This thesis studies efficient and private approximations to function problems on massive datasets.
Increasingly, the number of applications generating, collecting and computing on vast quantities of digital data is becoming widespread. As non-trivial analyses of these datasets typically require expensive computations, the search for efficient solutions has been the predominant theme and concern of
several different areas of applied and theoretical Computer Science research.
Another important and growing concern is the privacy implications of computing on data considered sensitive; specifically regarding distributed computations among mutually distrustful yet collaborating parties. Although substantial work on both fronts exists independently, these issues have rarely been
addressed simultaneously.
In this thesis, we tackle both challenges concurrently. We present a general feasibility result that gives sufficient conditions for a deterministic function $f$ to admit an efficient private approximation $g$. A common theme among this and our other results is proving functional privacy, an inherent and
necessary property of any protocol computing a private approximation. Our approaches to ensuring functional privacy while keeping resources at a minimal might be of independent interest and prove useful to the design of other private approximations. The specific protocols presented in this thesis are:
- Efficient private approximation protocols for the $L_p$ distance, $p\in(0,2]$, of two $n$-dimensional real-valued vectors using polylogarithmic communication in $n$. Our first protocol, for $p=2$, improves upon a previous result by reducing a quadratic computation to a quasi-linear one. Our more
generic result for $p\in(0,2]$, however, applies also to the case where the input is presented as a data stream. The latter is the first known private approximation protocol for any streaming problem.

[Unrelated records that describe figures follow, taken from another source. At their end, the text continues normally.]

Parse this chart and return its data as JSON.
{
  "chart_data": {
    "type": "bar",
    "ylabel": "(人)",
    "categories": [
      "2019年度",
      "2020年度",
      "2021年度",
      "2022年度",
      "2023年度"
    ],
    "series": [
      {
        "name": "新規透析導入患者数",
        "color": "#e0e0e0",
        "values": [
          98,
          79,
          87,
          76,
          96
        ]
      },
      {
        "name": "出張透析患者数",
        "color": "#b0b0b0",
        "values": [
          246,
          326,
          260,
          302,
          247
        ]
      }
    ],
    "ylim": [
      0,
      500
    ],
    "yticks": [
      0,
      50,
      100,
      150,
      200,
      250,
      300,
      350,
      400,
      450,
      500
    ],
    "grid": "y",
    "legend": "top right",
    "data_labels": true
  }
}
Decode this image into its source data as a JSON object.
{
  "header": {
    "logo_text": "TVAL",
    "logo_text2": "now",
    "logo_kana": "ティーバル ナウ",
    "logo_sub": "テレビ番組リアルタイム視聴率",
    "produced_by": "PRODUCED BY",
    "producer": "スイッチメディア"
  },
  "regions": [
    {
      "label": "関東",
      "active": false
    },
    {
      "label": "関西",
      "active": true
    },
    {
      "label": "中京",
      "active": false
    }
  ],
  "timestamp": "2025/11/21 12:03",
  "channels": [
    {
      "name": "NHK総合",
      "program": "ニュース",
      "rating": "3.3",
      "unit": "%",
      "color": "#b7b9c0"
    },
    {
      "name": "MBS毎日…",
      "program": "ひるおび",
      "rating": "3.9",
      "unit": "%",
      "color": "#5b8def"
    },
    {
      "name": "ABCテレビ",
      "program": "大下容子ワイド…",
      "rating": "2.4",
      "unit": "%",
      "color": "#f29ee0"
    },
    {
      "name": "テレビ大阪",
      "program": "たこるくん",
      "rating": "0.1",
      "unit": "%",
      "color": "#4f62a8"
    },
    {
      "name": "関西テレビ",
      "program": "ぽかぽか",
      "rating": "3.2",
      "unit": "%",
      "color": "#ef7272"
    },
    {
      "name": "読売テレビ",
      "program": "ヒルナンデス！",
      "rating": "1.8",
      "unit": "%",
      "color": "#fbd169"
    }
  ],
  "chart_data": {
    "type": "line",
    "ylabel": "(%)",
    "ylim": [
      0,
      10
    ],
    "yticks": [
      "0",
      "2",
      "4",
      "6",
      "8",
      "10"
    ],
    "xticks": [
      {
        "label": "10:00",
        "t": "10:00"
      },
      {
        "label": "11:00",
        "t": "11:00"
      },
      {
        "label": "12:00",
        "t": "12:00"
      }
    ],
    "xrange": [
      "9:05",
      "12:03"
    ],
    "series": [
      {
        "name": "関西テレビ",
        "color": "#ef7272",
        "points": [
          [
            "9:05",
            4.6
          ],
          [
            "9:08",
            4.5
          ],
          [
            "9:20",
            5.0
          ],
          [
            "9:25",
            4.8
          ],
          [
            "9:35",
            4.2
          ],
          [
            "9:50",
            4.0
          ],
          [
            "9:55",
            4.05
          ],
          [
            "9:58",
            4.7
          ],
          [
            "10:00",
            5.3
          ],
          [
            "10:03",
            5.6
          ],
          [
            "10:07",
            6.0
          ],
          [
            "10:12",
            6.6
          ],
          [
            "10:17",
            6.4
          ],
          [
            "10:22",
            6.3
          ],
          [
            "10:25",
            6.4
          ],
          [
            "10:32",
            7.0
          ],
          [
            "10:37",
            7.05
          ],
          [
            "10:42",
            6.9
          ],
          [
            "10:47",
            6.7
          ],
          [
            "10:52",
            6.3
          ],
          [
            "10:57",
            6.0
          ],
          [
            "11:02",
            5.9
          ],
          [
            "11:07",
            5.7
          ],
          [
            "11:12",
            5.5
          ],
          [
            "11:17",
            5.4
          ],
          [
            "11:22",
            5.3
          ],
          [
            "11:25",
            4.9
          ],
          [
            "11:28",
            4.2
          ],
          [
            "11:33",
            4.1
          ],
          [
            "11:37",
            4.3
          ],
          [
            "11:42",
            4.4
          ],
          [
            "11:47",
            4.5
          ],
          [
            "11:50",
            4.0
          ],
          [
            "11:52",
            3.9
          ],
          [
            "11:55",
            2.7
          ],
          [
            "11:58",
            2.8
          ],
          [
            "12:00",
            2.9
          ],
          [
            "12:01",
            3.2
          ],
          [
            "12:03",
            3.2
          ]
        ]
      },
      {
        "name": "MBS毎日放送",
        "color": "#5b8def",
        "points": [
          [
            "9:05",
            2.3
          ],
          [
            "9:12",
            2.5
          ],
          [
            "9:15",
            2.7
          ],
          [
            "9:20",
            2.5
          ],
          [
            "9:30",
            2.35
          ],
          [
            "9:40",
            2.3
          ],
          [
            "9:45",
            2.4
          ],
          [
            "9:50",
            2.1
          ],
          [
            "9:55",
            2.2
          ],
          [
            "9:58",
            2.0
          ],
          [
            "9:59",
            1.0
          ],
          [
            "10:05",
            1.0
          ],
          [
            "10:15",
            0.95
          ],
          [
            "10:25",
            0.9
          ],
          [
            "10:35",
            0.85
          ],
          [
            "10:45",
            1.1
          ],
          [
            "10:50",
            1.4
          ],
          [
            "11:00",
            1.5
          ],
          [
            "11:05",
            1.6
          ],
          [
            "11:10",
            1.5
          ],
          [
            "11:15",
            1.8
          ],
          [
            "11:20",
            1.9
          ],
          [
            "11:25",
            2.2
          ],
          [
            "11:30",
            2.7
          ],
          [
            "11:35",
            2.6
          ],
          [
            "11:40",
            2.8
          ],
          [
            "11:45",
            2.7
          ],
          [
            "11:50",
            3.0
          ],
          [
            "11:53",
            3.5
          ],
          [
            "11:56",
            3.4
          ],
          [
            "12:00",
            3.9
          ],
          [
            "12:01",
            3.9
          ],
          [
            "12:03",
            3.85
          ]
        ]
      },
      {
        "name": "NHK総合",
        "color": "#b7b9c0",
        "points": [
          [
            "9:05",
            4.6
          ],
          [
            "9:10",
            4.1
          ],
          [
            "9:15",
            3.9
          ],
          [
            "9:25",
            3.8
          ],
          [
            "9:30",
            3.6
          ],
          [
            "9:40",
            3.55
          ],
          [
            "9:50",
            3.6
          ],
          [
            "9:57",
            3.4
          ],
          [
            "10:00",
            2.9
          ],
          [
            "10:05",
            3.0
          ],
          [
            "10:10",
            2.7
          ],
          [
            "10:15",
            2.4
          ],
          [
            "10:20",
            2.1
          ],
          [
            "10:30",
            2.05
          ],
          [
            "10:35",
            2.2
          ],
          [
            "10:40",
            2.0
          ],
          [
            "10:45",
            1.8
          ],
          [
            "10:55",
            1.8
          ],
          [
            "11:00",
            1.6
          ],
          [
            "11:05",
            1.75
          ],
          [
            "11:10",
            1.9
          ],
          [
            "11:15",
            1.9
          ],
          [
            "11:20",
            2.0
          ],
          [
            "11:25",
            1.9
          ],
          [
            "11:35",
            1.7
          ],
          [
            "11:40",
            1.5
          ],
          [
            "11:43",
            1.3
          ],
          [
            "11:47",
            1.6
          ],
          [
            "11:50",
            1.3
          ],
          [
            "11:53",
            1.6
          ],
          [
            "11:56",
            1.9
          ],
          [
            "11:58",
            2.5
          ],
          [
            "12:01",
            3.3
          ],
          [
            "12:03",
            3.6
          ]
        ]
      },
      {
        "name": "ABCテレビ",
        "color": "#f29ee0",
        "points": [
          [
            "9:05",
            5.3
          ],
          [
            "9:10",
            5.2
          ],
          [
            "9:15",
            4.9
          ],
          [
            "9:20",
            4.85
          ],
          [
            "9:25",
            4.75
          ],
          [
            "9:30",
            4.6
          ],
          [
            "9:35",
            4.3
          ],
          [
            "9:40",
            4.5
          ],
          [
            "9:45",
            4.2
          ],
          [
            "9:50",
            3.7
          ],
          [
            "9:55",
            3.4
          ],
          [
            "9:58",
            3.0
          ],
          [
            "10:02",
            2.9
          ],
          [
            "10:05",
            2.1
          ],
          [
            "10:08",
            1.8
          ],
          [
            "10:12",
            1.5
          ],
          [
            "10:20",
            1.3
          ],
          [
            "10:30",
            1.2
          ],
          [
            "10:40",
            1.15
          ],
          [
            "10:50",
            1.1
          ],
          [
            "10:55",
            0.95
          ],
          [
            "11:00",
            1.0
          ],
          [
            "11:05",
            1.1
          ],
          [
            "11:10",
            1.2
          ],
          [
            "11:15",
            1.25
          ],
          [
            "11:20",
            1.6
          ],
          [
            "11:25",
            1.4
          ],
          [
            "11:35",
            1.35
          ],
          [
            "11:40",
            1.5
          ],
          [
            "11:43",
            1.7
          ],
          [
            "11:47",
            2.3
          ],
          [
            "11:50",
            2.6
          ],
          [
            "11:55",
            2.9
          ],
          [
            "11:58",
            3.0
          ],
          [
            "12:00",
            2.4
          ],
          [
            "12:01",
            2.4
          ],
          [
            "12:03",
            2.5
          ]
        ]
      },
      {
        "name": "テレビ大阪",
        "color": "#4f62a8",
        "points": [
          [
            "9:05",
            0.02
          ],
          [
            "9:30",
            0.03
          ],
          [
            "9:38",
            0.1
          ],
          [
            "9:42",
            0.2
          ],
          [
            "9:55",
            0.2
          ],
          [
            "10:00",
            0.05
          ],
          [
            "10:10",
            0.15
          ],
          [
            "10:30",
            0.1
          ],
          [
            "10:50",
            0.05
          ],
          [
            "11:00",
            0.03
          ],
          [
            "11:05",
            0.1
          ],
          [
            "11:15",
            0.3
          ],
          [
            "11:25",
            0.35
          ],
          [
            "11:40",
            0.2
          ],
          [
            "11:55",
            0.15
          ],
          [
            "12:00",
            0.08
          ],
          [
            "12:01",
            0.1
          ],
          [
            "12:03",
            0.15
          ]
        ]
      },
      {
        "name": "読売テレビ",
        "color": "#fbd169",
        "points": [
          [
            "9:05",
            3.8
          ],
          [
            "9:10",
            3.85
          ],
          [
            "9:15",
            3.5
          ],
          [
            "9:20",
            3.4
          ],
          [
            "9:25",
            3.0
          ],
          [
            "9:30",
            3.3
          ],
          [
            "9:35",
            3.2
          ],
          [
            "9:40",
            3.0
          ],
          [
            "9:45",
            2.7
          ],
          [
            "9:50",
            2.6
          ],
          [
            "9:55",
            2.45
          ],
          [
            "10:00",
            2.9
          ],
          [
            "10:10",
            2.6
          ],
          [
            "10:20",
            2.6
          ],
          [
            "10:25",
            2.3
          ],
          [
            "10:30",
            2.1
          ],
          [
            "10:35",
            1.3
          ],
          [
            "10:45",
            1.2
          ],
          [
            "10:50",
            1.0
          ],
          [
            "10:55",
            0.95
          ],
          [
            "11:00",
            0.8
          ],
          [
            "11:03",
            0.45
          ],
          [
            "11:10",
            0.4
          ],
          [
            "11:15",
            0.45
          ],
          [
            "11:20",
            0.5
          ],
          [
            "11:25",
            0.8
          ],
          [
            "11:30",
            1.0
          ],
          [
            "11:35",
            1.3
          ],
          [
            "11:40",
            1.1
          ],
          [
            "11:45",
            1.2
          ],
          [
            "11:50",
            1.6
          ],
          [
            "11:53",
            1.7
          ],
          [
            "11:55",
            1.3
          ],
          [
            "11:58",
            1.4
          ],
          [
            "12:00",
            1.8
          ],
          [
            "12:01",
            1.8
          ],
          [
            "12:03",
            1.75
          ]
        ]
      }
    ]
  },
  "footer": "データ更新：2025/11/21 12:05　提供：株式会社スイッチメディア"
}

We believe the techniques used can spur other private streaming results.
- Efficient private approximation protocols for a variety of hard counting problems, including:
- the #P-complete problem #DNF, or estimating the number of satisfiable assignments to a Boolean formula in disjunctive normal form,
- every problem within two subclasses of #P similar to Ron Fagin's logic-based characterization of NP), and
- few fixed parameter tractable (FPT) problems.
- Efficient protocols for the 1-out-of-$n$ single-server Computationally-Private Information Retrieval (CPIR) problem for $\ell$-bit strings and its symmetric variant. Unlike previous results, we achieve simultaneous polylogarithmic storage, communication, and local computation by relaxing accuracy requirements, a novel approach.